What Commvault has for archiving
In Commvault, the same agent is responsible for archiving as for backup,
OnePass . In the framework of one task, part of the data goes to the backup, the other, subject to the archiving rules, is archived. Therefore, if you have already backed up the data using Commvault and decided to get acquainted with archiving, then no additional agents need to be installed.
OnePass works as follows:
1. If you already have full and incremental file backups, then it is recommended to make a synthetic backup (synthetic full backup). In this case, the backup file will be collected from the last full backup and all subsequent incremental and / or differential copies. Resources of the source server will not be involved.

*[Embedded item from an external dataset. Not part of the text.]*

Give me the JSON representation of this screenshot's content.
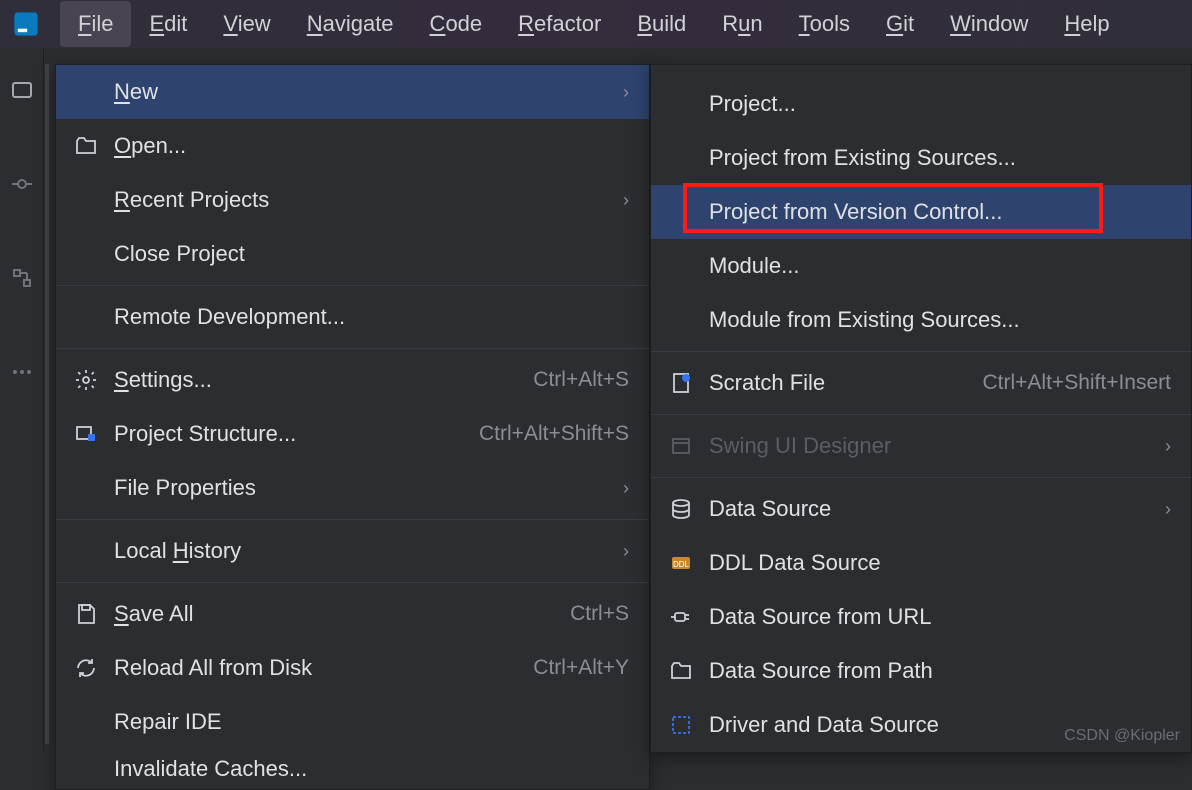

2. After the backup is completed, OnePass determines the files that fall under the archiving rules and transfers them to the archive (the allocated space on the storage or separate storage for the archives is how you decide).
The criteria by which OnePass decides to send the file to the archive are as follows:
- when to start deleting files in the archive (depending on the availability of free disk space);
- when the file was last opened;
- when the file was last edited;
- file creation time;
- file size.
Actually everything is configured here.3. Files defined in the archive are either deleted from the product completely, or are replaced with a kind of labels (stubs).

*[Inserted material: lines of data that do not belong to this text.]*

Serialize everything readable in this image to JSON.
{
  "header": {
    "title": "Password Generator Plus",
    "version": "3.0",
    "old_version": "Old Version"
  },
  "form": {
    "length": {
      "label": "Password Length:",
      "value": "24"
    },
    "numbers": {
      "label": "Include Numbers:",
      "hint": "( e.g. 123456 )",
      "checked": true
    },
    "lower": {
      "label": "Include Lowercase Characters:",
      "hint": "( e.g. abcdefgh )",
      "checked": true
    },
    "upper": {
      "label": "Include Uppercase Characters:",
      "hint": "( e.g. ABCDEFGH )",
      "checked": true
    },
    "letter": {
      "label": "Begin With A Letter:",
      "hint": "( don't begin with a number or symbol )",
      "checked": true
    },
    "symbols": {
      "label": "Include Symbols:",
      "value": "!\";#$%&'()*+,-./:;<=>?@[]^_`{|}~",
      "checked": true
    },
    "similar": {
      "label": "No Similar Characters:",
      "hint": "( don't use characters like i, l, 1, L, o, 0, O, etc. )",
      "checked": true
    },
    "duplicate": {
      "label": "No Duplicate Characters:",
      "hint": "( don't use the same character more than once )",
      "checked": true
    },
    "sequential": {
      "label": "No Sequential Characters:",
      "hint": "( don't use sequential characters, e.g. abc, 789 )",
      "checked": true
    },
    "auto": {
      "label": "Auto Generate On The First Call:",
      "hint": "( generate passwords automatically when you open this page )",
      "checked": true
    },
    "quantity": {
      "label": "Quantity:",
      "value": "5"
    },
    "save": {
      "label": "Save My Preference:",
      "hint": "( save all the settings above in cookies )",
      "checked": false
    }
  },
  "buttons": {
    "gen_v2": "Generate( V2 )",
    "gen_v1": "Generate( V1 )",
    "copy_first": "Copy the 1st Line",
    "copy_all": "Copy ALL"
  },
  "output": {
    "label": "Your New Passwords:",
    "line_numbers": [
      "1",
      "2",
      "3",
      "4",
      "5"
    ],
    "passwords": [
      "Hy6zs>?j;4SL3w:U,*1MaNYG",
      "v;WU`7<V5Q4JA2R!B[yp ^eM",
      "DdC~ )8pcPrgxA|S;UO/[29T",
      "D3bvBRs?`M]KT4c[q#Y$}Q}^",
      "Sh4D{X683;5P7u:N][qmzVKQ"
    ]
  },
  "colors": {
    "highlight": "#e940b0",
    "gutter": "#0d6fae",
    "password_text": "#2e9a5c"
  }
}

In the second case, for the end user, little will change. If the accountant, Marya Ivanovna, needs to show the auditor a report five years ago, she will simply click on the shortcut, the file will again move to productive and will open as usual. Small files will be recovered from the archive quickly: a Word file is less than MB - a few seconds. If this is any video, then it will take more time.

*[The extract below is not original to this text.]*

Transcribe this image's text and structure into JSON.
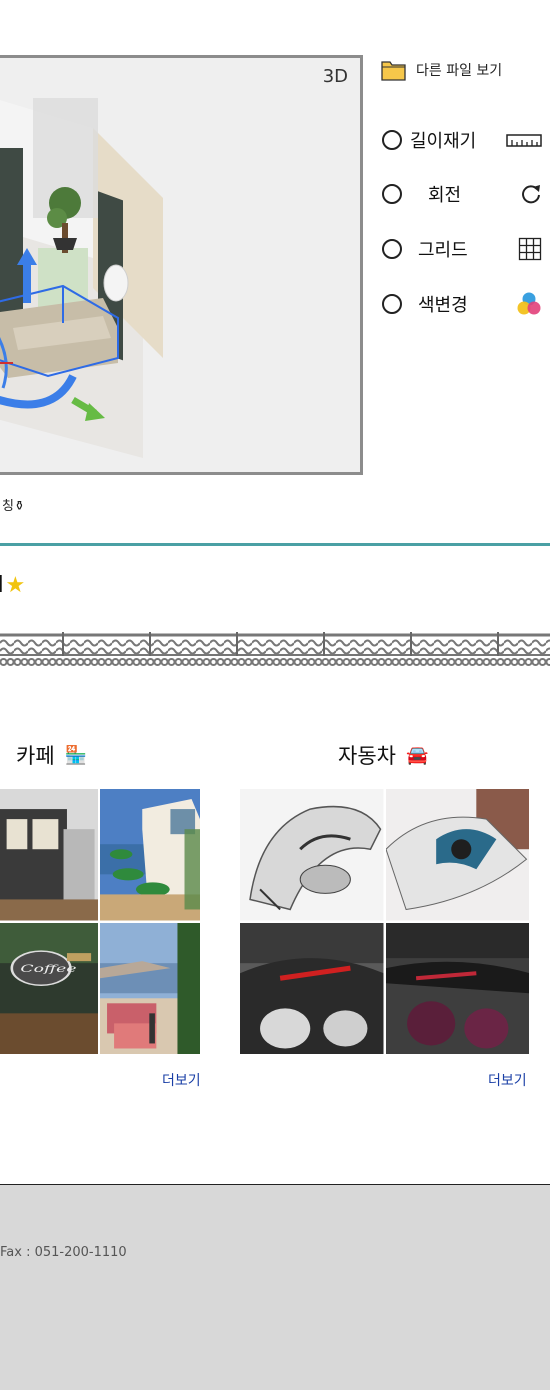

On production, the disturbed file will remain until it falls under the archive policy again. Up to this point, he will leave for backup tasks.
Files with crosses are the very labels.As with backup, the administrator has the ability to limit the number of threads for recovery (throttling), so that the system does not fit under a large number of requests. You can set the settings by the number of files for simultaneous recovery, set the intervals between recoveries, etc.
Files that are sent to the archive, you can encrypt and store them already in this form.
After transferring to the archive storage, the adventures of unclaimed files do not end. For archive storage, you can also configure the rules by which the archives themselves will be deleted over time (retention policy). For example, the reports rewound the legal three years in the archive, and then automatically retired.

On a test disk with copies of personnel department documents, videos and photos from any corporate events, I tried to apply the following archiving rules: files older than 0 days that have not changed for more than 7 days, more than 1 MB in size. It turned out the following: before archiving, the amount of data on production is 391 GB, after - only 1 GB.


How to understand what to archive
To determine which values to prescribe for each parameter, there is a
System Discovery and Archive Analyzer Tool (available for Commvault users) in OnePass. It scans files by the time of the last change, opening and creation, as well as by their size. Further, all these raw statistics can be sent to Commvault and get beautiful graphs and diagrams, from which you can clearly see which archiving rules are best written. I admit, not the most convenient scheme, but it will be clear in which direction to dig.
The graph shows the statistics on the limitations of changes in the files. Screenshot from Commvault documentation.
And here are collected statistics on the date of the last file opening. Screenshot from Commvault documentation.Also reports are made on the file size and format. But the most important is File Level Analytics Report. He will suggest the rules of archiving, and also show how much space you can save if you use these rules.
The report promises that if all files larger than 10 MB, not changed for more than 90 days, are sent to the archive, then 3.85 TB will be saved. You should not look at the calculation of savings in money: for some reason the cost of 1 GB on a disk is estimated by them to be 10 dollars in space.